Ho-hum for another year

Wall Street was most decidedly not impressed with these numbers, and Lockheed Martin stock fell 4% on the day they were announced — then continued to slide all week long, ending up down more than 6% post-earnings.

It probably didn’t help that Lockheed’s forecast for 2024 wasn’t clearly any better than the numbers it put up in 2023. Turning to guidance, Lockheed said it expects to book between $68.5 billion and $70 billion in sales this year — 3.6% growth in the best-case scenario, and potentially as little as 1.3%. Free cash flow will be flat to down at about $6.2 billion. Profit, meanwhile, will fall to a range of from $25.65 to $26.35 per share, below both actual results for 2023 and analysts’ forecasts for 2024.

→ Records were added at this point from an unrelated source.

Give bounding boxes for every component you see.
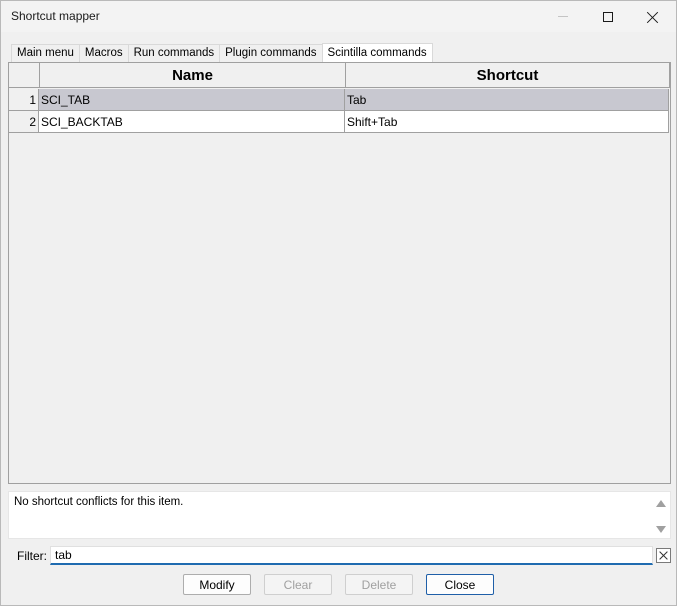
close-button[interactable]: Close bbox=[426, 574, 494, 595]
shortcut-cell[interactable]: Shift+Tab bbox=[345, 111, 669, 133]
shortcut-mapper-window: Shortcut mapper Main menu Macros Run com… bbox=[0, 0, 677, 606]
table-row[interactable]: 1 SCI_TAB Tab bbox=[9, 89, 669, 111]
minimize-icon bbox=[558, 16, 568, 17]
row-number: 2 bbox=[9, 111, 39, 133]
clear-filter-icon[interactable] bbox=[656, 548, 671, 563]
conflict-info-box: No shortcut conflicts for this item. bbox=[8, 491, 671, 539]
tab-macros[interactable]: Macros bbox=[78, 44, 129, 62]
modify-button[interactable]: Modify bbox=[183, 574, 251, 595]
close-window-button[interactable] bbox=[630, 1, 676, 32]
tab-run-commands[interactable]: Run commands bbox=[127, 44, 221, 62]
shortcut-grid[interactable]: Name Shortcut 1 SCI_TAB Tab 2 SCI_BACKTA… bbox=[8, 62, 671, 484]
table-row[interactable]: 2 SCI_BACKTAB Shift+Tab bbox=[9, 111, 669, 133]
grid-header: Name Shortcut bbox=[8, 62, 670, 89]
column-header-shortcut[interactable]: Shortcut bbox=[345, 62, 670, 88]
filter-label: Filter: bbox=[17, 549, 47, 563]
command-name-cell[interactable]: SCI_BACKTAB bbox=[39, 111, 345, 133]
tab-plugin-commands[interactable]: Plugin commands bbox=[219, 44, 323, 62]
tab-scintilla-commands[interactable]: Scintilla commands bbox=[321, 43, 433, 63]
tab-bar: Main menu Macros Run commands Plugin com… bbox=[11, 43, 433, 63]
maximize-button[interactable] bbox=[585, 1, 631, 32]
close-icon bbox=[647, 11, 659, 23]
minimize-button bbox=[540, 1, 586, 32]
scroll-down-arrow-icon[interactable] bbox=[656, 526, 666, 533]
grid-corner-cell bbox=[8, 62, 40, 88]
conflict-info-text: No shortcut conflicts for this item. bbox=[14, 496, 184, 508]
scroll-up-arrow-icon[interactable] bbox=[656, 500, 666, 507]
maximize-icon bbox=[603, 11, 613, 22]
row-number: 1 bbox=[9, 89, 39, 111]
shortcut-cell[interactable]: Tab bbox=[345, 89, 669, 111]
title-bar[interactable]: Shortcut mapper bbox=[1, 1, 676, 32]
filter-input[interactable] bbox=[50, 546, 653, 565]
tab-main-menu[interactable]: Main menu bbox=[11, 44, 80, 62]
clear-button[interactable]: Clear bbox=[264, 574, 332, 595]
column-header-name[interactable]: Name bbox=[39, 62, 346, 88]
window-title: Shortcut mapper bbox=[11, 9, 100, 23]
command-name-cell[interactable]: SCI_TAB bbox=[39, 89, 345, 111]
delete-button[interactable]: Delete bbox=[345, 574, 413, 595]
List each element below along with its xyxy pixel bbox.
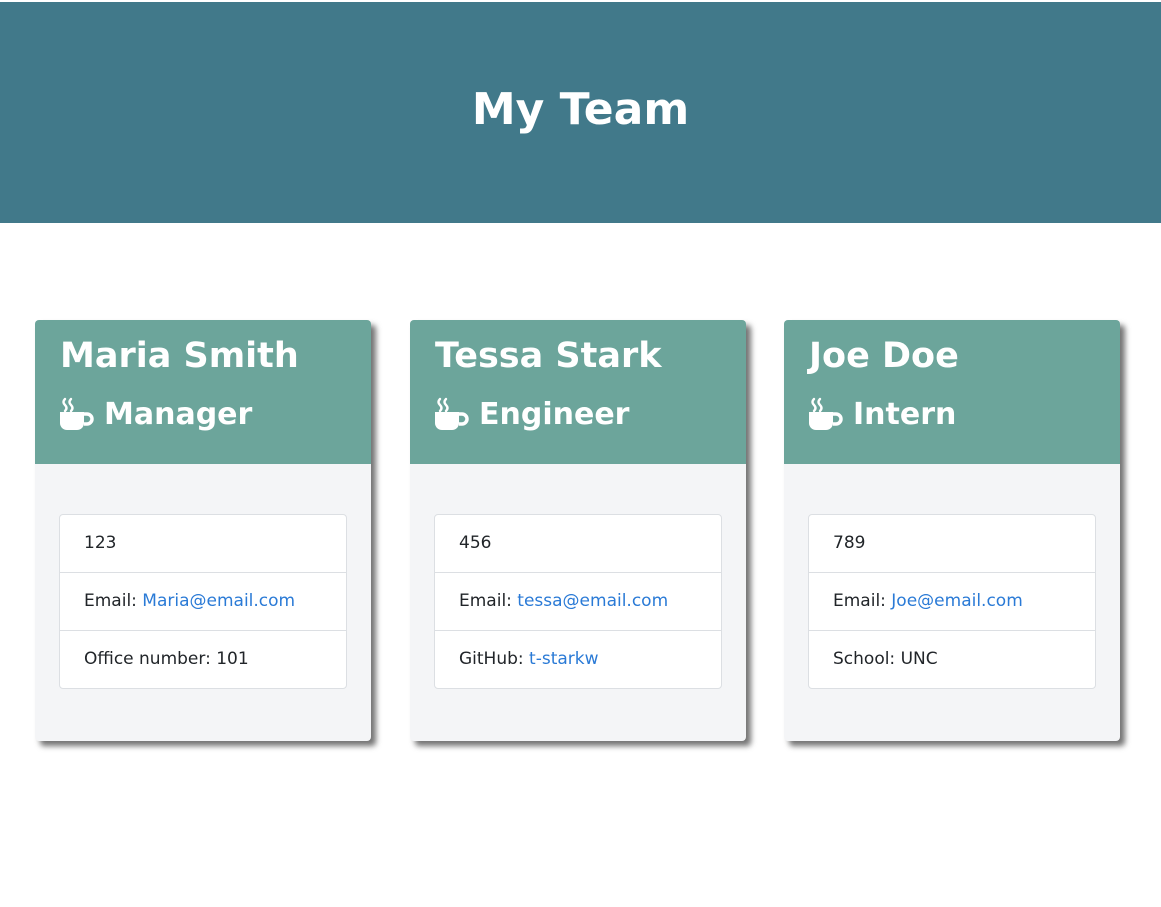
school-value: UNC — [900, 649, 938, 669]
employee-card-engineer: Tessa Stark Engineer 456 Email: tessa@em… — [410, 320, 746, 741]
page-title: My Team — [471, 84, 690, 135]
info-list: 123 Email: Maria@email.com Office number… — [59, 514, 347, 689]
email-item: Email: tessa@email.com — [435, 573, 721, 631]
email-label: Email: — [84, 591, 143, 611]
employee-card-intern: Joe Doe Intern 789 Email: Joe@email.com … — [784, 320, 1120, 741]
github-link[interactable]: t-starkw — [529, 649, 598, 669]
school-label: School: — [833, 649, 901, 669]
email-label: Email: — [459, 591, 518, 611]
employee-role: Engineer — [434, 396, 629, 432]
email-link[interactable]: Maria@email.com — [142, 591, 295, 611]
office-label: Office number: — [84, 649, 217, 669]
coffee-mug-icon — [435, 397, 469, 430]
email-item: Email: Maria@email.com — [60, 573, 346, 631]
coffee-mug-icon — [60, 397, 94, 430]
role-label: Engineer — [479, 396, 630, 432]
id-item: 456 — [435, 515, 721, 573]
employee-card-manager: Maria Smith Manager 123 Email: Maria@ema… — [35, 320, 371, 741]
id-item: 789 — [809, 515, 1095, 573]
card-header: Maria Smith Manager — [35, 320, 371, 464]
employee-name: Tessa Stark — [435, 336, 662, 376]
info-list: 456 Email: tessa@email.com GitHub: t-sta… — [434, 514, 722, 689]
email-label: Email: — [833, 591, 892, 611]
employee-role: Intern — [808, 396, 956, 432]
card-header: Joe Doe Intern — [784, 320, 1120, 464]
github-label: GitHub: — [459, 649, 530, 669]
email-link[interactable]: tessa@email.com — [517, 591, 668, 611]
employee-name: Joe Doe — [809, 336, 959, 376]
school-item: School: UNC — [809, 631, 1095, 688]
role-label: Intern — [853, 396, 957, 432]
employee-role: Manager — [59, 396, 252, 432]
role-label: Manager — [104, 396, 253, 432]
page-header: My Team — [0, 2, 1161, 223]
email-item: Email: Joe@email.com — [809, 573, 1095, 631]
github-item: GitHub: t-starkw — [435, 631, 721, 688]
card-header: Tessa Stark Engineer — [410, 320, 746, 464]
coffee-mug-icon — [809, 397, 843, 430]
email-link[interactable]: Joe@email.com — [891, 591, 1022, 611]
id-item: 123 — [60, 515, 346, 573]
employee-name: Maria Smith — [60, 336, 299, 376]
office-number-item: Office number: 101 — [60, 631, 346, 688]
office-value: 101 — [216, 649, 249, 669]
info-list: 789 Email: Joe@email.com School: UNC — [808, 514, 1096, 689]
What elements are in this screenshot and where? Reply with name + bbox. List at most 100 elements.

Yes, you read that right: In a bull market for defensive weapons, Lockheed Martin says it’s going to earn less money this year than it did last year.

What’s wrong with Lockheed Martin stock?

Why is this?

Demand doesn’t seem to be the issue. Lockheed CEO Jim Taiclet confirmed the company is seeing “continued strong demand for our all-domain portfolio of advanced defense tech solutions.” Backlog of orders hit a new record of $160.6 billion at the end of 2023, rising 7% year over year — nearly three times as fast as sales.

It just seems to be taking a little while for that growth to appear. In a post-earnings conference call, company CFO Jay Malave also confirmed that Lockheed’s book-to-bill ratio was about 1.1 in 2023, supporting the thesis that sales are still growing, although there’s a “long cycle nature [to] Lockheed Martin’s” defense sales. And with Lockheed’s revenues already at all-time highs, and government budgets stretched all around the world, there simply may not be a lot of room left to grow no matter how strong the demand is.

At the same time, Lockheed Martin’s profit margins on its sales look similarly stretched. At 13.4% for the year, they’re within a whisker of the 13.6% margin high reached in 2020, suggesting that profit, too, may have nowhere to go but down from this point. Indeed, in comments on the conference call, Malave seemed to be telling analysts to expect 10.5% (possibly net) margin in 2024, rising to not much more than 11%, and not sooner than 2026.

Is Lockheed Martin stock a buy?

Big picture, therefore, here’s what I think we’re looking at with Lockheed Martin stock. At 15.5 times earnings the stock looks cheap — especially when compared with an S&P 500 that’s selling for nearly 27 times earnings. However, revenue is at historical highs and growth is slowing, while profit margin is near an all-time peak — and falling.

That doesn’t sound like a scenario in which investors can count on seeing profit grow much at all from here on out. And indeed, according to a poll conducted by S&P Global Market Intelligence, most analysts are predicting Lockheed’s earnings won’t grow much faster than 3% annually over the next five years — barely surpassing the rate of inflation.

Even in the midst of what look like they should be a bull market conditions for defense companies, I wouldn’t buy Lockheed Martin stock today.